Von Cerstin Gammelin, Berlin

Ministerialbeamte schreiben ihren Chefs gern unaufgefordert auf, was sie in Koalitionsverhandlungen durchzusetzen haben. In diesem Jahr liefert auch Deutschlands wichtigster Verbündeter in der EU eine Wunschliste ab. Frankreichs Staatspräsident Emmanuel Macron hat sich der, wie er selbst sagt, "Neugründung der Europäischen Union" verschrieben. Er will ein Europa, das seine Bürger schützt, und plant dazu weitreichende Reformen, die er am Dienstag vorstellen will. Das Datum, zwei Tage nach der Bundestagswahl, ist mit Bedacht gewählt. Die französischen Reformvorschläge sollen in die deutschen Koalitionsverhandlungen einfließen.

Die Reaktion im Berliner Regierungsviertel ist zwiegespalten. Das Kanzleramt findet zwar, dass eine deutsch-französische Initiative angesagt ist. Die Bereitschaft sei da, "es miteinander hinzukriegen". Nach deutscher Lesart des Kalenders ist dafür aber frühestens Ende des Jahres Zeit, wenn erstens die neue Bundesregierung gebildet ist und zweitens Präsident Macron zu Hause in Frankreich anstehende Reformen wie Rente und Bildung vorangetrieben hat. Ein Erfolg bei seinen schwierigen innenpolitischen Vorhaben würde der europäischen Agenda des Franzosen zusätzlich Schwung verleihen, ist Berlin überzeugt.

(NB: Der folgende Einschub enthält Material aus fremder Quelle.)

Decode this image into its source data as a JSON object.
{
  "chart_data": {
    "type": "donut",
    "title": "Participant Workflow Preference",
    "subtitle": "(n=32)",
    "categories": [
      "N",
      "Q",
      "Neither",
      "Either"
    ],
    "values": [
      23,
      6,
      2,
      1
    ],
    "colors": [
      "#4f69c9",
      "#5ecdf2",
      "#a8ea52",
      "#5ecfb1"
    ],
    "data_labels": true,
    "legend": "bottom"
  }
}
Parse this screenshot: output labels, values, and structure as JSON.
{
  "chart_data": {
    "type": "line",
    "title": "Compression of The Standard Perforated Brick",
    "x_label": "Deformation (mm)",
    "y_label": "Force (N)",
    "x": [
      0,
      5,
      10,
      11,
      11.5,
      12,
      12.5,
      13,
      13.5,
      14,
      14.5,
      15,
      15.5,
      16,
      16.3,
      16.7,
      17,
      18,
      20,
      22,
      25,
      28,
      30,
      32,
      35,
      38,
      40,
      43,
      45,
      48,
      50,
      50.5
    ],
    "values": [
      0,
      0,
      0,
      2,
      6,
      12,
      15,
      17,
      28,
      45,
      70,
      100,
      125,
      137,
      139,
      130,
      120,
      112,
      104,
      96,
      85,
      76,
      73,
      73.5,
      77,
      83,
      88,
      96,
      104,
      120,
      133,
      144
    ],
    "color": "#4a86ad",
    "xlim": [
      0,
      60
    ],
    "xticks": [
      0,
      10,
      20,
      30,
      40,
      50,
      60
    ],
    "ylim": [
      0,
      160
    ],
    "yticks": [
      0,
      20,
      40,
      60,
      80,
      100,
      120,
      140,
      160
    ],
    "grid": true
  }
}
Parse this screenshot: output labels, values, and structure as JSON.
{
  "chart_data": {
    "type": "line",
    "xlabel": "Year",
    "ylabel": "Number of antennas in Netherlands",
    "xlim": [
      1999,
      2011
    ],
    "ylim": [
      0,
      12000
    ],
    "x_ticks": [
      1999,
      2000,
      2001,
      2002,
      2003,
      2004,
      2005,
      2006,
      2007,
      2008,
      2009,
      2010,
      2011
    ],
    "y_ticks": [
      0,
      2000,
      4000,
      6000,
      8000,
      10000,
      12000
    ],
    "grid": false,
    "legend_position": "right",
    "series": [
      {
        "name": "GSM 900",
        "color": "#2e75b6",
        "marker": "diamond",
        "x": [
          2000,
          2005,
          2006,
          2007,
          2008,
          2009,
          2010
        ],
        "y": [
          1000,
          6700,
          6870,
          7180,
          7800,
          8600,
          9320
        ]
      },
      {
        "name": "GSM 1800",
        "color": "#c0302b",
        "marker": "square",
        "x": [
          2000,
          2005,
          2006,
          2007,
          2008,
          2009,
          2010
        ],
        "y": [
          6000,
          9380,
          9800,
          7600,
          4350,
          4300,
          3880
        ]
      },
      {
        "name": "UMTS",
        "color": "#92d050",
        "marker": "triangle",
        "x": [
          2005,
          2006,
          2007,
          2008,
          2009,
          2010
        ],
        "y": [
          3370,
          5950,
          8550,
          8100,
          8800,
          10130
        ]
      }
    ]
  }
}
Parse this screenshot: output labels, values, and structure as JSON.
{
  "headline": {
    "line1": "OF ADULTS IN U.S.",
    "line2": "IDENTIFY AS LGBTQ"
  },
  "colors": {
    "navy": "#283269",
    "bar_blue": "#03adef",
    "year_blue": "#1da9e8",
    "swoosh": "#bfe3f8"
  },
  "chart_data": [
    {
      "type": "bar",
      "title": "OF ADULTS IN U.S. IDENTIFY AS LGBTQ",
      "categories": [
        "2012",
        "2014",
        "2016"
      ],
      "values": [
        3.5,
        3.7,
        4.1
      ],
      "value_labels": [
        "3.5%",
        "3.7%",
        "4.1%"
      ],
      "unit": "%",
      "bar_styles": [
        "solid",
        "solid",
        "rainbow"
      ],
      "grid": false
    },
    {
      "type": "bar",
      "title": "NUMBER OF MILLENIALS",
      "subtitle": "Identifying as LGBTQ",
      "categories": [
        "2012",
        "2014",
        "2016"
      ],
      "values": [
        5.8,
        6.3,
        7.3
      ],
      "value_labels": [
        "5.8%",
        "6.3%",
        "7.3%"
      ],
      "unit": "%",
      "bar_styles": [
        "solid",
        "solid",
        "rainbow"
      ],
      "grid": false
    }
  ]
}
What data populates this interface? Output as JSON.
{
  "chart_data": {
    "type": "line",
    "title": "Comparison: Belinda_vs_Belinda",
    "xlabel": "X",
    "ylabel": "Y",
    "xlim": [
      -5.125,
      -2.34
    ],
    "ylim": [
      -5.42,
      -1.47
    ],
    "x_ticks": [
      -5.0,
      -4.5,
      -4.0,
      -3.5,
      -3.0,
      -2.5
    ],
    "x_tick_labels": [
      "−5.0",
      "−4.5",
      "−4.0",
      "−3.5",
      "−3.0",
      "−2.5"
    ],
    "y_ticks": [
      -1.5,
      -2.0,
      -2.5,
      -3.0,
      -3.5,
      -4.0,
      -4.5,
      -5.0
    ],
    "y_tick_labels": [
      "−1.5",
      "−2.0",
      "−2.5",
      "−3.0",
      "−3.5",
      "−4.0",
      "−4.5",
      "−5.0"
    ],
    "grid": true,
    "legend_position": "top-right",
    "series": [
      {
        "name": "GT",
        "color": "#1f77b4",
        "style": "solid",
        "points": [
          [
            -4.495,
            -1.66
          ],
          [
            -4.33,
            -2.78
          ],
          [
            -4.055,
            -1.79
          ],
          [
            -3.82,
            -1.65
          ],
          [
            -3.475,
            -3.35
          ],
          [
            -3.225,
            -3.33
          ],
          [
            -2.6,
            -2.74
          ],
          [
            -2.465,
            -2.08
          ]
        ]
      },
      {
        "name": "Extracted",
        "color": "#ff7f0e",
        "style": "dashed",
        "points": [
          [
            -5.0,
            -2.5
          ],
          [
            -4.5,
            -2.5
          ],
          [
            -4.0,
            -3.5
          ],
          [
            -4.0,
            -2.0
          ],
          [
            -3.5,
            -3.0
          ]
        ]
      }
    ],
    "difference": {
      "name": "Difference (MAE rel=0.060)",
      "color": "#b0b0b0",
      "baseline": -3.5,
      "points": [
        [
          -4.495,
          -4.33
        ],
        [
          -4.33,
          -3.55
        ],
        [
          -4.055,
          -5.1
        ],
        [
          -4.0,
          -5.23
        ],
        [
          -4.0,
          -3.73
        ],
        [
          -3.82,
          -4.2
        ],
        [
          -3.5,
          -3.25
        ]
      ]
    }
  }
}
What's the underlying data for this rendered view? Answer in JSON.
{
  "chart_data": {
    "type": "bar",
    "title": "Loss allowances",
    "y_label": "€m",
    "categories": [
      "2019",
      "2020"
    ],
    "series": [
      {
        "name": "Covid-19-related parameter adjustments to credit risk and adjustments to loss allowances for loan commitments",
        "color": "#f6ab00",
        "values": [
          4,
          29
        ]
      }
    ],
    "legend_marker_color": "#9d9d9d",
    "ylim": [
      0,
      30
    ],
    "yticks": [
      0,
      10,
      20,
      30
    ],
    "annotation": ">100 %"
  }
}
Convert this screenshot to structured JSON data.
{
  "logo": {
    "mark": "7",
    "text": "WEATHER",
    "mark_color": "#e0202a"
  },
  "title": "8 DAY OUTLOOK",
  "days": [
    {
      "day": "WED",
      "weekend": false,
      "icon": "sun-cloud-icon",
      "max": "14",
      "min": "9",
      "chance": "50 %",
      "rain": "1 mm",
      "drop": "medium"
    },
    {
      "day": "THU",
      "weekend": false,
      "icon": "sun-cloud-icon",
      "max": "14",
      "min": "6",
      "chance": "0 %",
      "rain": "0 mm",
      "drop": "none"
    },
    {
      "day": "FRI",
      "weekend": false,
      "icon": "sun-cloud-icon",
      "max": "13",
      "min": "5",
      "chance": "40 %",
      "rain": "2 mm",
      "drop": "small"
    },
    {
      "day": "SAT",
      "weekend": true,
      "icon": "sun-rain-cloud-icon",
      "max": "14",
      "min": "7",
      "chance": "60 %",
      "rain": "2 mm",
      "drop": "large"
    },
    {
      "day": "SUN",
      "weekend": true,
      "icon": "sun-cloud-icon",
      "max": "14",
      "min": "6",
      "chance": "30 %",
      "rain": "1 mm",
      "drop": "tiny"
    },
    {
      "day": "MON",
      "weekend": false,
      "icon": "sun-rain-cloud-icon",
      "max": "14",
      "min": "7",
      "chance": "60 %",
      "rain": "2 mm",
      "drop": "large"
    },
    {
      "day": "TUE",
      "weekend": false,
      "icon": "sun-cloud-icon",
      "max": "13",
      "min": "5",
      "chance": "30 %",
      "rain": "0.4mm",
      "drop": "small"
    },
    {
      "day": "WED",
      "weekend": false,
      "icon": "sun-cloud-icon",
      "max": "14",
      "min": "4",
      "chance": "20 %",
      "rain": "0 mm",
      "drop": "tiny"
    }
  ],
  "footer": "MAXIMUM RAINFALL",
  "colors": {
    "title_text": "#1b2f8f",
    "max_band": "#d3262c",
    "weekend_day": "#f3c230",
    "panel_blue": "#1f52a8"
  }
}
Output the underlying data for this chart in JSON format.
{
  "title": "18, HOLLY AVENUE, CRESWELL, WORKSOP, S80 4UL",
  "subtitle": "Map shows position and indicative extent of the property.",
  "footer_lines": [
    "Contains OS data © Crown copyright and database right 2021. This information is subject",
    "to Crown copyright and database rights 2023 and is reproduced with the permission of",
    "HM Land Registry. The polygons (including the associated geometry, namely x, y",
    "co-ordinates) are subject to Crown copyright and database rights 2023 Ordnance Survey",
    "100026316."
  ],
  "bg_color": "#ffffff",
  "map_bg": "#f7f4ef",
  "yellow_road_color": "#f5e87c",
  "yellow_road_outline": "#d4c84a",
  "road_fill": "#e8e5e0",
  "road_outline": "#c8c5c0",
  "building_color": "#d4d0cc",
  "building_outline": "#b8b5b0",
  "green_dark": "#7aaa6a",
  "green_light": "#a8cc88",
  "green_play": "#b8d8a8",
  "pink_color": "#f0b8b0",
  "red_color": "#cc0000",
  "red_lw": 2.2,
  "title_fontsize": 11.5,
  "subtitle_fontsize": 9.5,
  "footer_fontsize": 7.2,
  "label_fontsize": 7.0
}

Ebenso überzeugt ist man in der deutschen Hauptstadt, dass die Reformvorschläge Macrons keine große Freude, aber eine Debatte auslösen werden. Im Bundesfinanzministerium liegt längst ein Plan, was aus deutscher Sicht wünschenswert ist und was nicht. Der bisherige Bundesfinanzminister Wolfgang Schäuble (CDU), im Nebenamt Europa-Chef der bisherigen Bundesregierung, hält ihn unter Verschluss. Wie und ob er vorgestellt werden wird, hängt von Schäubles politischer Zukunft ab.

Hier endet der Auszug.